The researchers also found that the ratio of apoB to apoA-1 is strongly related to risk of fatal heart attack. Dr. Goran Walldius, the study's lead author, calls this relationship between apoB and apoA-1 statistically stronger as a predictor of fatal heart attack risk than LDL and HDL cholesterol.

Unlike many studies of this kind, this study did not attempt to factor in all possible risk factors for heart disease, such as high blood pressure, diabetes, smoking, and so on. No information was collected regarding such risk factors or any treatment participants may have received. Rather, every eligible person was allowed to participate in the study and no exclusions were made based on risk factors or therapies. Although this may be considered a limitation because we do not know what role, if any, these factors played in the participants' heart health, the study population was quite large, and without the usual exclusions, probably very representative of a large population of apparently healthy people.

How does this affect you?

The findings of this study are not likely to immediately change the cholesterol testing practices of your primary care physician. There is no consensus within the medical community as to whether the measurement of apoB and apoA-1 is a valuable tool in predicting heart disease risk. This study is one of the largest to study these factors.

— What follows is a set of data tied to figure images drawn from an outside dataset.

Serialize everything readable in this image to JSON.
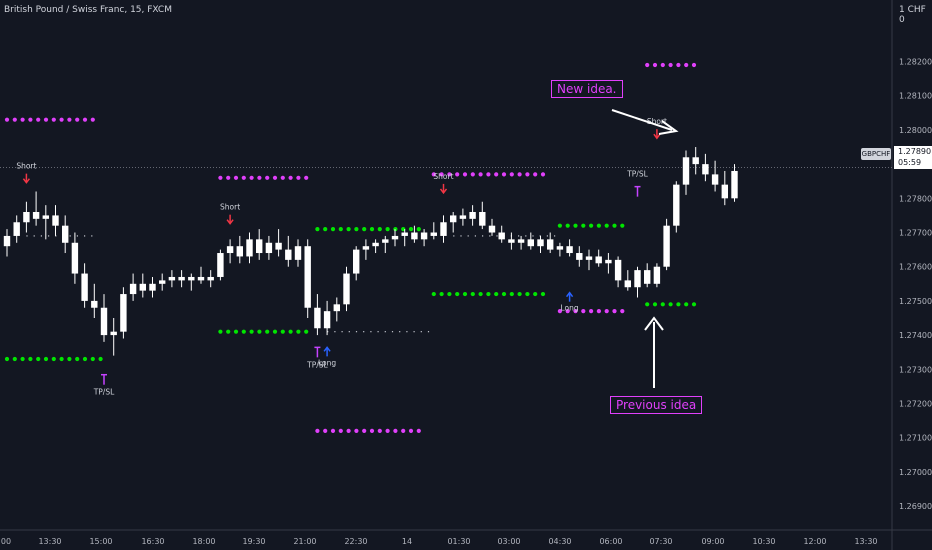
{
  "header": {
    "title": "British Pound / Swiss Franc, 15, FXCM",
    "currency": "1 CHF 0"
  },
  "price_axis": {
    "symbol": "GBPCHF",
    "last_price": "1.27890",
    "countdown": "05:59"
  },
  "annotations": {
    "new_idea": "New idea.",
    "previous_idea": "Previous idea"
  },
  "colors": {
    "background": "#131722",
    "candle": "#ffffff",
    "target_dots": "#e040fb",
    "stop_dots": "#00e600",
    "short_arrow": "#f23645",
    "long_arrow": "#2962ff",
    "tpsl_marker": "#c542ff",
    "annotation": "#e040fb"
  },
  "chart_data": {
    "type": "candlestick",
    "y_ticks": [
      "1.28200",
      "1.28100",
      "1.28000",
      "1.27900",
      "1.27800",
      "1.27700",
      "1.27600",
      "1.27500",
      "1.27400",
      "1.27300",
      "1.27200",
      "1.27100",
      "1.27000",
      "1.26900"
    ],
    "x_ticks": [
      "00",
      "13:30",
      "15:00",
      "16:30",
      "18:00",
      "19:30",
      "21:00",
      "22:30",
      "14",
      "01:30",
      "03:00",
      "04:30",
      "06:00",
      "07:30",
      "09:00",
      "10:30",
      "12:00",
      "13:30"
    ],
    "ylim": [
      1.2683,
      1.2838
    ],
    "current_price": 1.2789,
    "candles": [
      [
        1.2766,
        1.2771,
        1.2763,
        1.2769
      ],
      [
        1.2769,
        1.2775,
        1.2767,
        1.2773
      ],
      [
        1.2773,
        1.2779,
        1.277,
        1.2776
      ],
      [
        1.2776,
        1.2782,
        1.2772,
        1.2774
      ],
      [
        1.2774,
        1.2778,
        1.2768,
        1.2775
      ],
      [
        1.2775,
        1.2778,
        1.2769,
        1.2772
      ],
      [
        1.2772,
        1.2775,
        1.2764,
        1.2767
      ],
      [
        1.2767,
        1.277,
        1.2755,
        1.2758
      ],
      [
        1.2758,
        1.2761,
        1.2748,
        1.275
      ],
      [
        1.275,
        1.2755,
        1.2745,
        1.2748
      ],
      [
        1.2748,
        1.2752,
        1.2738,
        1.274
      ],
      [
        1.274,
        1.2745,
        1.2734,
        1.2741
      ],
      [
        1.2741,
        1.2754,
        1.2739,
        1.2752
      ],
      [
        1.2752,
        1.2758,
        1.275,
        1.2755
      ],
      [
        1.2755,
        1.2758,
        1.2751,
        1.2753
      ],
      [
        1.2753,
        1.2757,
        1.2751,
        1.2755
      ],
      [
        1.2755,
        1.2758,
        1.2753,
        1.2756
      ],
      [
        1.2756,
        1.2759,
        1.2754,
        1.2757
      ],
      [
        1.2757,
        1.2759,
        1.2754,
        1.2756
      ],
      [
        1.2756,
        1.2758,
        1.2753,
        1.2757
      ],
      [
        1.2757,
        1.276,
        1.2755,
        1.2756
      ],
      [
        1.2756,
        1.2759,
        1.2754,
        1.2757
      ],
      [
        1.2757,
        1.2765,
        1.2756,
        1.2764
      ],
      [
        1.2764,
        1.2768,
        1.2761,
        1.2766
      ],
      [
        1.2766,
        1.2769,
        1.2761,
        1.2763
      ],
      [
        1.2763,
        1.277,
        1.2761,
        1.2768
      ],
      [
        1.2768,
        1.2771,
        1.2762,
        1.2764
      ],
      [
        1.2764,
        1.2769,
        1.2762,
        1.2767
      ],
      [
        1.2767,
        1.2771,
        1.2763,
        1.2765
      ],
      [
        1.2765,
        1.2769,
        1.276,
        1.2762
      ],
      [
        1.2762,
        1.2768,
        1.276,
        1.2766
      ],
      [
        1.2766,
        1.2768,
        1.2745,
        1.2748
      ],
      [
        1.2748,
        1.2752,
        1.274,
        1.2742
      ],
      [
        1.2742,
        1.275,
        1.274,
        1.2747
      ],
      [
        1.2747,
        1.2751,
        1.2744,
        1.2749
      ],
      [
        1.2749,
        1.276,
        1.2747,
        1.2758
      ],
      [
        1.2758,
        1.2766,
        1.2756,
        1.2765
      ],
      [
        1.2765,
        1.2768,
        1.2762,
        1.2766
      ],
      [
        1.2766,
        1.2768,
        1.2764,
        1.2767
      ],
      [
        1.2767,
        1.2769,
        1.2764,
        1.2768
      ],
      [
        1.2768,
        1.2771,
        1.2766,
        1.2769
      ],
      [
        1.2769,
        1.2771,
        1.2766,
        1.277
      ],
      [
        1.277,
        1.2772,
        1.2767,
        1.2768
      ],
      [
        1.2768,
        1.2771,
        1.2766,
        1.277
      ],
      [
        1.277,
        1.2773,
        1.2768,
        1.2769
      ],
      [
        1.2769,
        1.2775,
        1.2767,
        1.2773
      ],
      [
        1.2773,
        1.2776,
        1.277,
        1.2775
      ],
      [
        1.2775,
        1.2777,
        1.2772,
        1.2774
      ],
      [
        1.2774,
        1.2778,
        1.2772,
        1.2776
      ],
      [
        1.2776,
        1.2779,
        1.2771,
        1.2772
      ],
      [
        1.2772,
        1.2774,
        1.2769,
        1.277
      ],
      [
        1.277,
        1.2772,
        1.2767,
        1.2768
      ],
      [
        1.2768,
        1.277,
        1.2765,
        1.2767
      ],
      [
        1.2767,
        1.2769,
        1.2765,
        1.2768
      ],
      [
        1.2768,
        1.277,
        1.2765,
        1.2766
      ],
      [
        1.2766,
        1.2769,
        1.2764,
        1.2768
      ],
      [
        1.2768,
        1.277,
        1.2764,
        1.2765
      ],
      [
        1.2765,
        1.2767,
        1.2763,
        1.2766
      ],
      [
        1.2766,
        1.2768,
        1.2763,
        1.2764
      ],
      [
        1.2764,
        1.2766,
        1.276,
        1.2762
      ],
      [
        1.2762,
        1.2765,
        1.2759,
        1.2763
      ],
      [
        1.2763,
        1.2765,
        1.276,
        1.2761
      ],
      [
        1.2761,
        1.2764,
        1.2758,
        1.2762
      ],
      [
        1.2762,
        1.2763,
        1.2754,
        1.2756
      ],
      [
        1.2756,
        1.2759,
        1.2753,
        1.2754
      ],
      [
        1.2754,
        1.276,
        1.2751,
        1.2759
      ],
      [
        1.2759,
        1.2761,
        1.2754,
        1.2755
      ],
      [
        1.2755,
        1.2761,
        1.2754,
        1.276
      ],
      [
        1.276,
        1.2774,
        1.2759,
        1.2772
      ],
      [
        1.2772,
        1.2785,
        1.277,
        1.2784
      ],
      [
        1.2784,
        1.2794,
        1.2781,
        1.2792
      ],
      [
        1.2792,
        1.2795,
        1.2787,
        1.279
      ],
      [
        1.279,
        1.2793,
        1.2785,
        1.2787
      ],
      [
        1.2787,
        1.2791,
        1.2782,
        1.2784
      ],
      [
        1.2784,
        1.2788,
        1.2778,
        1.278
      ],
      [
        1.278,
        1.279,
        1.2779,
        1.2788
      ]
    ],
    "dot_levels": [
      {
        "color": "target",
        "y": 1.2803,
        "x_from": 0,
        "x_to": 9
      },
      {
        "color": "stop",
        "y": 1.2733,
        "x_from": 0,
        "x_to": 10
      },
      {
        "color": "target",
        "y": 1.2786,
        "x_from": 22,
        "x_to": 31
      },
      {
        "color": "stop",
        "y": 1.2741,
        "x_from": 22,
        "x_to": 31
      },
      {
        "color": "stop",
        "y": 1.2771,
        "x_from": 32,
        "x_to": 43
      },
      {
        "color": "target",
        "y": 1.2712,
        "x_from": 32,
        "x_to": 43
      },
      {
        "color": "target",
        "y": 1.2787,
        "x_from": 44,
        "x_to": 56
      },
      {
        "color": "stop",
        "y": 1.2752,
        "x_from": 44,
        "x_to": 56
      },
      {
        "color": "stop",
        "y": 1.2772,
        "x_from": 57,
        "x_to": 64
      },
      {
        "color": "target",
        "y": 1.2747,
        "x_from": 57,
        "x_to": 64
      },
      {
        "color": "target",
        "y": 1.2819,
        "x_from": 66,
        "x_to": 71
      },
      {
        "color": "stop",
        "y": 1.2749,
        "x_from": 66,
        "x_to": 71
      }
    ],
    "entry_lines": [
      {
        "y": 1.2769,
        "x_from": 2,
        "x_to": 9
      },
      {
        "y": 1.2741,
        "x_from": 33,
        "x_to": 44
      },
      {
        "y": 1.2769,
        "x_from": 46,
        "x_to": 57
      }
    ],
    "signals": [
      {
        "kind": "short",
        "label": "Short",
        "index": 2,
        "y": 1.2784
      },
      {
        "kind": "tpsl",
        "label": "TP/SL",
        "index": 10,
        "y": 1.2729
      },
      {
        "kind": "short",
        "label": "Short",
        "index": 23,
        "y": 1.2772
      },
      {
        "kind": "tpsl",
        "label": "TP/SL",
        "index": 32,
        "y": 1.2737
      },
      {
        "kind": "long",
        "label": "Long",
        "index": 33,
        "y": 1.2737
      },
      {
        "kind": "short",
        "label": "Short",
        "index": 45,
        "y": 1.2781
      },
      {
        "kind": "long",
        "label": "Long",
        "index": 58,
        "y": 1.2753
      },
      {
        "kind": "tpsl",
        "label": "TP/SL",
        "index": 65,
        "y": 1.2784
      },
      {
        "kind": "short",
        "label": "Short",
        "index": 67,
        "y": 1.2797
      }
    ]
  }
}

Current international guidelines recommend treatment for high cholesterol based on LDL and HDL cholesterol measurements. The authors of this study suggest that our ability to predict who is at risk for fatal heart attack could be improved by including measurements of apoB, apoA-1, and the apoB/apoA-1 ratio. In their accompanying editorial, independent reviewers Sathanur Srinivasan and Gerald Berenson caution that before such measurements become part of clinical practice, measurement methods must be standardized and threshold and target values must be set.

Although your next cholesterol test may not be any different from the last, the day may come when you'll be tracking your apolipoprotein levels the way you track your HDL and LDL levels.